Stoke's law:
At the low velocities, the frictional force on the spherical body moving through a fluid at constant velocity is equal to the 6π time's product of the velocity, fluid viscosity, and radius of the sphere. The equation relating terminal settling velocity of the smooth, rigid sphere in the viscous fluid of called as density and viscosity to the diameter of the sphere when subjected to the force field known to us. When small spherical bodies move through a viscous medium, the bodies drag the layers of the medium which are in contact with them. The dragging results in the relative motion in between different layers that are away from the body.
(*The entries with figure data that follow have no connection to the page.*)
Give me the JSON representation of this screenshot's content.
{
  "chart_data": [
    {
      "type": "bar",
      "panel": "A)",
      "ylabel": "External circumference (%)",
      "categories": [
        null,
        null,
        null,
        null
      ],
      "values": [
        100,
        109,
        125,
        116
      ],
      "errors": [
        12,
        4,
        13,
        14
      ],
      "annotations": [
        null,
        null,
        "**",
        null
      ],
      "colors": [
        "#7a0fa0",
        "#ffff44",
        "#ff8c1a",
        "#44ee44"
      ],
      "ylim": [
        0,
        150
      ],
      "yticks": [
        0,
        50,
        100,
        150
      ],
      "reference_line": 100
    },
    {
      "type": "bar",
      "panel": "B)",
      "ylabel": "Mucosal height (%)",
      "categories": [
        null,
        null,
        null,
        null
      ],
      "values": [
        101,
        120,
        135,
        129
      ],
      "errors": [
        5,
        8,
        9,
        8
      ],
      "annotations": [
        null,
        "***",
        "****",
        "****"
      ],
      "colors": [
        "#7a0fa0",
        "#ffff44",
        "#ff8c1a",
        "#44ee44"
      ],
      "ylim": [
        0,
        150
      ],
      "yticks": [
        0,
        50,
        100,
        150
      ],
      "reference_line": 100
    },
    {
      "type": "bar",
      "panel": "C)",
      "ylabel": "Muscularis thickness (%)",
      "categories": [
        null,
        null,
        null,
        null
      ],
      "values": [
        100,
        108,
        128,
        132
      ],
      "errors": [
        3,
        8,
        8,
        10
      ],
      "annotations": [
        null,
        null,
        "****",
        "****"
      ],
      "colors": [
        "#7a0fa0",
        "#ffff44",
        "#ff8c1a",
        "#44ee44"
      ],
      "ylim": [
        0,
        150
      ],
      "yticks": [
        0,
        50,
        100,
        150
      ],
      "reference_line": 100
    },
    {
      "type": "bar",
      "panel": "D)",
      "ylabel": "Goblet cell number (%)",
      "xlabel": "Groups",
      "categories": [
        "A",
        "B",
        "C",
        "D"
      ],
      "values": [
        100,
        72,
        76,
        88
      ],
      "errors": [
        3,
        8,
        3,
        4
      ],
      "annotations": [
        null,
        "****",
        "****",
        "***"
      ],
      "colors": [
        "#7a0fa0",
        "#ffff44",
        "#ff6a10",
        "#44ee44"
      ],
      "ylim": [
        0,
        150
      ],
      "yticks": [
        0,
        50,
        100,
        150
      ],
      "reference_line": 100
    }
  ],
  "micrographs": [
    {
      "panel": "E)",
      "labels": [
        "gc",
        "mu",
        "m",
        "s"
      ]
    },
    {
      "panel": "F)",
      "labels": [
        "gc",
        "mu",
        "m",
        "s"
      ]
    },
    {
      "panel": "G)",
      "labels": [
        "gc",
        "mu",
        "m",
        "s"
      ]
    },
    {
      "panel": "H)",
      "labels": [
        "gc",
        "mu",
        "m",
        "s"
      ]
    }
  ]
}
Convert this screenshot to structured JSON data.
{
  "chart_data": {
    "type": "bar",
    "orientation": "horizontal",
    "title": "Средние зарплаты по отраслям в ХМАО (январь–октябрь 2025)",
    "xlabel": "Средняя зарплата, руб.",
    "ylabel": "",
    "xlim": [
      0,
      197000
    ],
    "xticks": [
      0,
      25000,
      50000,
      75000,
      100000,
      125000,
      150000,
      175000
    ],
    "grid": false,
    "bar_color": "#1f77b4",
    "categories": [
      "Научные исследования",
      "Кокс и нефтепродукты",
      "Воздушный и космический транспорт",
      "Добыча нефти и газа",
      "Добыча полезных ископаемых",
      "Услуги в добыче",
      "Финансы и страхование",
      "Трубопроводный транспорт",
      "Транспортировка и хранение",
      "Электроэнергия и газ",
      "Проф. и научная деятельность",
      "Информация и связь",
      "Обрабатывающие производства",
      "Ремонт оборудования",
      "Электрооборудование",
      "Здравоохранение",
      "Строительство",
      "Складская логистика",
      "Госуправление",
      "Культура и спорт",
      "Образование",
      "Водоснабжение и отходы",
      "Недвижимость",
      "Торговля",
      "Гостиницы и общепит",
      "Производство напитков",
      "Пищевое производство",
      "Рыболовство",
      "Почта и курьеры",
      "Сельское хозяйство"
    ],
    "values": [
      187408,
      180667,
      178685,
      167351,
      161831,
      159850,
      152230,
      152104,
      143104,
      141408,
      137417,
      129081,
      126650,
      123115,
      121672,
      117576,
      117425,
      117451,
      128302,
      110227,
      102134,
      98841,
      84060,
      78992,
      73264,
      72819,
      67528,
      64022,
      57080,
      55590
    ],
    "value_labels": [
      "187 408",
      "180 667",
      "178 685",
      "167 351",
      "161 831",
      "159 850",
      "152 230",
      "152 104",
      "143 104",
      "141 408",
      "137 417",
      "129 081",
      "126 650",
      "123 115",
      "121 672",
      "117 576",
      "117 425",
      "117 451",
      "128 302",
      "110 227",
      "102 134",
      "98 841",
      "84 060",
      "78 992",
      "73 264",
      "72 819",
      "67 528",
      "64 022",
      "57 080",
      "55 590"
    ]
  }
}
The Stoke's law expression can be given by:
Fd = 6ΠµRV
Here Fd is the frictional force acting on the interface between fluid and particle, μ is the fluid's viscosity, R is the radius of spherical object, and V is the velocity particle's. Stokes's law can be used to find the viscosity of the same liquid at different temperatures also. Objects move much slowly through very cold liquids than through the warm liquids. If the density of material of the sphere is r and that of the liquid s, then effective gravitational force will be given by
=weight - upthrust
= 4/3[pr3 (r - s)]
Therefore w viscosity (h) is calculated as,
Viscosity (h) = 2gr2(r -s)/9v where v is terminal velocity of the sphere.
From the formula it can be seen that the frictional drag is smaller for the large spheres than for small ones, and thus the terminal velocity of a large sphere is greater than that for a small sphere of same material. Stokes's law is the basis of the falling sphere viscometer, in which fluid is stationary in the vertical glass tube. A sphere of known density and size is allowed to descend through the liquid. If selected correctly, it reaches terminal velocity, which can be measured by time it takes to pass 2 marks on the tube. Electronic sensing can be used for the opaque fluids. Knowing the terminal velocity, size and density of the sphere, and the density of liquid, Stokes' law can be used to compute the viscosity of the fluid.